Ben Rhodes, the former deputy national security adviser to Barack Obama, explained Sunday that he started working for Obama without much relevant experience and was surprised by how difficult it was.

CNN’s Fareed Zakaria commented on Rhodes’ hair loss during his eight years in the White House, leading Rhodes to describe how he became a "punching bag" during that time. He had pursued being a novelist before joining Obama’s campaign in 2007 when he was just 29 years old.

"I was a normal person," he said. "I wasn't like a Hillary Clinton or a Leon Panetta. I came into this without that kind of experience of the limelight, and then to go on this journey and to be in the room for some really consequential and difficult decisions and to wrestle with that myself, to become in many ways kind of a punching bag."

Rhodes said his memoir, The World As It Is, described "the strange experience of kind of becoming a right-wing villain, which I did not set out to do, and I don't advise anybody to do it. It's not pleasant."

He said experiencing the "rough and tumble of politics" led to his idealism being "chastened," even though he expects Obama’s ideas to triumph.

"I came out on the other end, yes, somewhat chastened in my idealism but still maintaining the basic beliefs that led me to work for Barack Obama in the first place and that leads me to believe that ten, 20 years from now the world will look more like Barack Obama and his politics than Donald Trump," he said.
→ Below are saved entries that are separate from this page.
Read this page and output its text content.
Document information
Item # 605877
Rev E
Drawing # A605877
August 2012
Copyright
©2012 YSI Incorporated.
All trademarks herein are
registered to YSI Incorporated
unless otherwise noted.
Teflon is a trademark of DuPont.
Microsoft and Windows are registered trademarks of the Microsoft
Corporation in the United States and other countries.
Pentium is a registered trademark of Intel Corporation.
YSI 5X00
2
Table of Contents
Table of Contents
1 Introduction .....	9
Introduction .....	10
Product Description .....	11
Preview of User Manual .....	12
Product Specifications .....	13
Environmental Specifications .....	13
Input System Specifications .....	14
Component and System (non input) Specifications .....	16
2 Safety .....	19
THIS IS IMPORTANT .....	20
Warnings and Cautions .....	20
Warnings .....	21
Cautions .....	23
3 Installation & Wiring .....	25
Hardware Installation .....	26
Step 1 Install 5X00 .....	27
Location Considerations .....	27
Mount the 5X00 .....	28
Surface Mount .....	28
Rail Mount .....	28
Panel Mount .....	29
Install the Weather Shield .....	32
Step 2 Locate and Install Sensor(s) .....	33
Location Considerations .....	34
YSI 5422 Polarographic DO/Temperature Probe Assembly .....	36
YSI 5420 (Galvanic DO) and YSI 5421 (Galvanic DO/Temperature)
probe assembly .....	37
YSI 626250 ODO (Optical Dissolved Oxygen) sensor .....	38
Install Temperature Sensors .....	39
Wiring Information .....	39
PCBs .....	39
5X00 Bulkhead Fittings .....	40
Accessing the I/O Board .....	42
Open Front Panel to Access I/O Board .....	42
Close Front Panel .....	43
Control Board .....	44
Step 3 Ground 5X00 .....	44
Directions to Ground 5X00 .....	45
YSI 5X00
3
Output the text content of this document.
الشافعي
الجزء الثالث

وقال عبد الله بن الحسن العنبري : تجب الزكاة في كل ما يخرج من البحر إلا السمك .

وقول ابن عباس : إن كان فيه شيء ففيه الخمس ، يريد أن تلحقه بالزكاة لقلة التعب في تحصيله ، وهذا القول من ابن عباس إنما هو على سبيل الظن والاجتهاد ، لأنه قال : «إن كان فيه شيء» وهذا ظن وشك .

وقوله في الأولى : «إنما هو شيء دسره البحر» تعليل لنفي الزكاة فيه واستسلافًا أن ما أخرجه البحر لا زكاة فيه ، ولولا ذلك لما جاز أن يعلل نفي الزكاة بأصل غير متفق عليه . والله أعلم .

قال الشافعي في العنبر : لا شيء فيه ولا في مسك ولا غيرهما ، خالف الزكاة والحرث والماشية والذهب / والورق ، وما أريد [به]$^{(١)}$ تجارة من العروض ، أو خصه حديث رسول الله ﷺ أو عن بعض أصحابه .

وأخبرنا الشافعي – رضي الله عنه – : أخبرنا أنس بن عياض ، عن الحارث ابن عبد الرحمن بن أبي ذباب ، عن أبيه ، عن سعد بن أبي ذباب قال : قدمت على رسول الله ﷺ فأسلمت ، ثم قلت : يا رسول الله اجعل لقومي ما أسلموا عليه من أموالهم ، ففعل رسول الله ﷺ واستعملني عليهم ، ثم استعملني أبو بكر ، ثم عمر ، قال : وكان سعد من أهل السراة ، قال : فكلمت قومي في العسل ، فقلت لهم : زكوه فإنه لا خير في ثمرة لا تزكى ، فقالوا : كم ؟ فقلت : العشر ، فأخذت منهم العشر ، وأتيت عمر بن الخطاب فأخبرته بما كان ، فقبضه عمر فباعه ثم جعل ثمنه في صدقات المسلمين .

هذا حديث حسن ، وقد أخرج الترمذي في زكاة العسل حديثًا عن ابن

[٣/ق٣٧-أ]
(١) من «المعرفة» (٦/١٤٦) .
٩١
Rhodes, who joined MSNBC and NBC News as an analyst this month, has lamented that President Donald Trump has been dismantling Obama's key foreign policy accomplishments. He has admitted to being "shellshocked" that Trump defeated Obama’s former Secretary of State Hillary Clinton, although he has cautioned against "over-reading" the election as a rebuke of Obama.

During his time with Obama, Rhodes had a mixed relationship with the media. He said he created a media "echo chamber" to foster support for the Iran nuclear agreement, but he also publicly complained about how the media covered the issues.